The Chancellor would not rule out fresh rises to VAT ahead of her speech to Labour Party Conference later today, when pressed on the issue by LBC’s Nick Ferrari this morning.
Asked whether Brits could face increases to the retail levy, Reeves said: “You’ll know we made those commitments in our manifesto, and those commitments stand.”
Her answer relates to promises by the Labour Party not to raise headline personal taxes on “working people”, including VAT, at the general election last year.
Reeves added: “If you look at my record, at the budget last year lots of people said we would have to break manifesto commitments, to renege on them. And I didn’t.”
Yesterday, when the same question was put to Sir Keir Starmer, he repeatedly stopped short of ruling out a hike in the tax and said only that the “manifesto stands”.
Can a ‘Youth Guarantee’ make a dent?
Reeves is set to address conference at noon today, with a heavy focus on the government’s new ‘Youth Guarantee’ – a pledge that any young person who has been receiving universal credit for more than eighteen months will be offered a “guaranteed job”.
But – according to The i Paper – those who turn down the job offered to them could lose some or all of their benefits.
This “Youth Guarantee” scheme is an effort from the government to trim its ballooning welfare bill, following scuppered efforts earlier this year under previous DWP secretary Liz Kendall – which were thwarted by widespread threats of rebellion from Labour MPs.
Reeves clarified on LBC that the scheme will be for 18 to 24 year olds, with funding carved out from the spending review in June.
However, Reeves would not put a figure on the policy’s price tag, saying that cost details would have to wait for the Budget in November.
Speaking to BBC Radio 4’s Today programme ahead of her conference speech, Reeves was asked whether she stood by her statement to the Confederation of British Industry that Labour was not coming back with “more borrowing or more taxes”.
The Chancellor replied: “Well, look, I think everyone can see in the last year that the world has changed, and we’re not immune to that change. Whether it is wars in Europe and the Middle East, whether it is increased barriers to trade because of tariffs coming from the United States, whether it is the global cost of borrowing, we’re not immune to any of those things.”
She said the Office for Budget Responsibility was reviewing productivity numbers, which needed to be factored in.
Reeves continued: “It’s very important that we maintain those commitments to economic stability because we rely on people to buy Government debt to be able to finance the things that we’re doing as a country. I wish it wasn’t so, but I am Chancellor in the world as it is, not the world that I might wish it to be.”

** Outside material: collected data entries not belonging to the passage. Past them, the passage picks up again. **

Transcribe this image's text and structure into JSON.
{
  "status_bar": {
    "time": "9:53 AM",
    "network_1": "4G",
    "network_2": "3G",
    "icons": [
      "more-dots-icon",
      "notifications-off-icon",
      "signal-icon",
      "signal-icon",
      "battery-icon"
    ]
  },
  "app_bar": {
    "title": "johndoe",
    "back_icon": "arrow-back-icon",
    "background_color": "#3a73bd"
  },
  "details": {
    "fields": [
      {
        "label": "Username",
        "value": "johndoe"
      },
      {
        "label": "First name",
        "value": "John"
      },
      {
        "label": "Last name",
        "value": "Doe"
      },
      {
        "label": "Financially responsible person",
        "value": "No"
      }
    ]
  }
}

The King in the North looms large
When asked about repeated interventions from the Mayor of Manchester Andy Burnham, who pitched a radical departure from government economic policy to the New Statesman last week, Reeves said that further borrowing and easing of fiscal rules “makes no sense”.

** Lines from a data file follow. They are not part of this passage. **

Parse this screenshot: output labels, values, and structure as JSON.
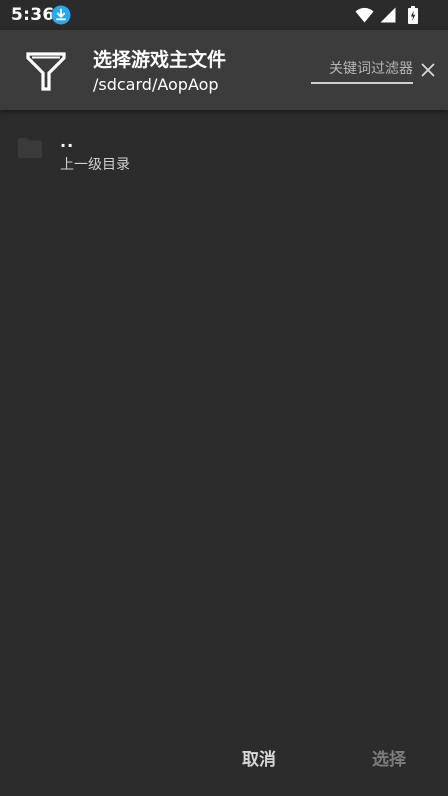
{
  "status_bar": {
    "time": "5:36",
    "icons": [
      "download-icon",
      "wifi-icon",
      "signal-icon",
      "battery-icon"
    ]
  },
  "header": {
    "icon": "filter-icon",
    "title": "选择游戏主文件",
    "path": "/sdcard/AopAop",
    "filter_placeholder": "关键词过滤器",
    "filter_value": "",
    "clear_icon": "close-icon"
  },
  "files": [
    {
      "icon": "folder-icon",
      "name": "..",
      "description": "上一级目录"
    }
  ],
  "actions": {
    "cancel_label": "取消",
    "select_label": "选择"
  },
  "colors": {
    "background": "#2c2c2c",
    "header": "#3c3c3c",
    "accent_download": "#29a8f0",
    "disabled_text": "#7c7c7c"
  }
}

The Chancellor told LBC: “Anybody that says you can just borrow more, I do think that risks going the way of Liz Truss.”
“There is nothing progressive, nothing Labour about that.”
Burnham has already made a number of critical comments about the government’s direction at fringe events.
The Manchester Mayor accused the Prime Minister of instilling a “climate of fear” over the Labour Party, and would not
Former Labour home secretary Alan Johnson told Laura Kuenssberg’s Sunday programme that Burnham should “go and find a television camera, stand in front of it and say ‘I have no intention of standing against the elected leader of our party”.